How long will a 3D-printed hip last? As yet there’s no frame of reference. But signs are good, considering Grappiolo’s patient is still going strong, as are many others. The surgeon has since implanted close to 600 hip cups — his group has implanted over 1,500 — that were created by 3D printers made by the likes of Arcam. He believes the devices could last “a lifetime.” Many other doctors worldwide use the 3D-printed Delta-TT cup for their daily practice, resulting in thousands of implants used in patients since the first implant.

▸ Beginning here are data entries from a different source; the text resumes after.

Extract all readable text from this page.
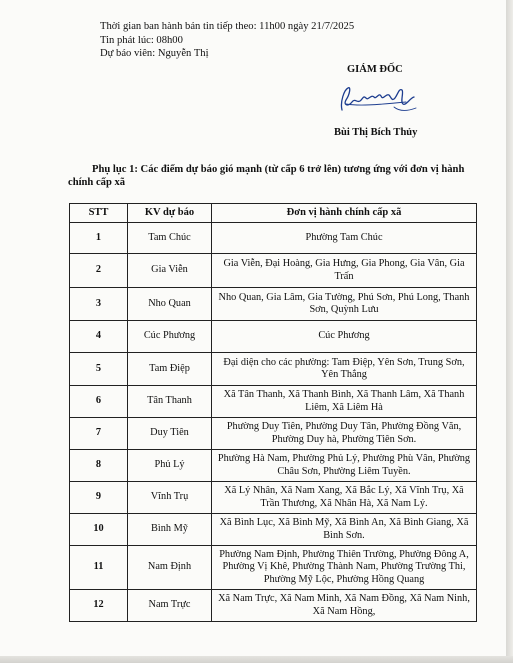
Thời gian ban hành bản tin tiếp theo: 11h00 ngày 21/7/2025
Tin phát lúc: 08h00
Dự báo viên: Nguyễn Thị
GIÁM ĐỐC
Bùi Thị Bích Thủy
Phụ lục 1: Các điểm dự báo gió mạnh (từ cấp 6 trở lên) tương ứng với đơn vị hành chính cấp xã
STT	KV dự báo	Đơn vị hành chính cấp xã
1	Tam Chúc	Phường Tam Chúc
2	Gia Viễn	Gia Viễn, Đại Hoàng, Gia Hưng, Gia Phong, Gia Vân, Gia Trấn
3	Nho Quan	Nho Quan, Gia Lâm, Gia Tường, Phú Sơn, Phú Long, Thanh Sơn, Quỳnh Lưu
4	Cúc Phương	Cúc Phương
5	Tam Điệp	Đại diện cho các phường: Tam Điệp, Yên Sơn, Trung Sơn, Yên Thắng
6	Tân Thanh	Xã Tân Thanh, Xã Thanh Bình, Xã Thanh Lâm, Xã Thanh Liêm, Xã Liêm Hà
7	Duy Tiên	Phường Duy Tiên, Phường Duy Tân, Phường Đồng Văn, Phường Duy hà, Phường Tiên Sơn.
8	Phủ Lý	Phường Hà Nam, Phường Phủ Lý, Phường Phù Vân, Phường Châu Sơn, Phường Liêm Tuyền.
9	Vĩnh Trụ	Xã Lý Nhân, Xã Nam Xang, Xã Bắc Lý, Xã Vĩnh Trụ, Xã Trần Thương, Xã Nhân Hà, Xã Nam Lý.
10	Bình Mỹ	Xã Bình Lục, Xã Bình Mỹ, Xã Bình An, Xã Bình Giang, Xã Bình Sơn.
11	Nam Định	Phường Nam Định, Phường Thiên Trường, Phường Đông A, Phường Vị Khê, Phường Thành Nam, Phường Trường Thi, Phường Mỹ Lộc, Phường Hồng Quang
12	Nam Trực	Xã Nam Trực, Xã Nam Minh, Xã Nam Đồng, Xã Nam Ninh, Xã Nam Hồng,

That promises an improvement on conventionally manufactured implants.

It wouldn’t be unusual for someone with a traditional hip operation to get their implant replaced after 10 to 15 years, says Maria Pettersson, an orthopedic industry specialist with Arcam. Commonly, they could stretch that to well over 20 years, she says.

Orthopedic implant makers like LimaCorporate can also customize the design of the final implant according to the patient’s and surgeon’s needs, keeping the same features of the original structure, including the complex 3-dimensional hexagonal cells on the surface.

This level of design freedom and the ability to potentially tailor implants to different patient’s necessities is why 3D printing also increasingly is being used for dental implants, hearing aids, prosthetics and even surgical tools.

Pettersson estimates that overall more than 100,000 hip cups have been made in Arcam printers and implanted in patients. There are likely hundreds of thousands more that have been made in printers from other companies.

While that is still a minor proportion of the overall number of hip replacements that hospitals are carrying out today, the demand from surgeons and manufacturers is growing, says Pettersson. “If you’re not in it, you realize you’re behind.”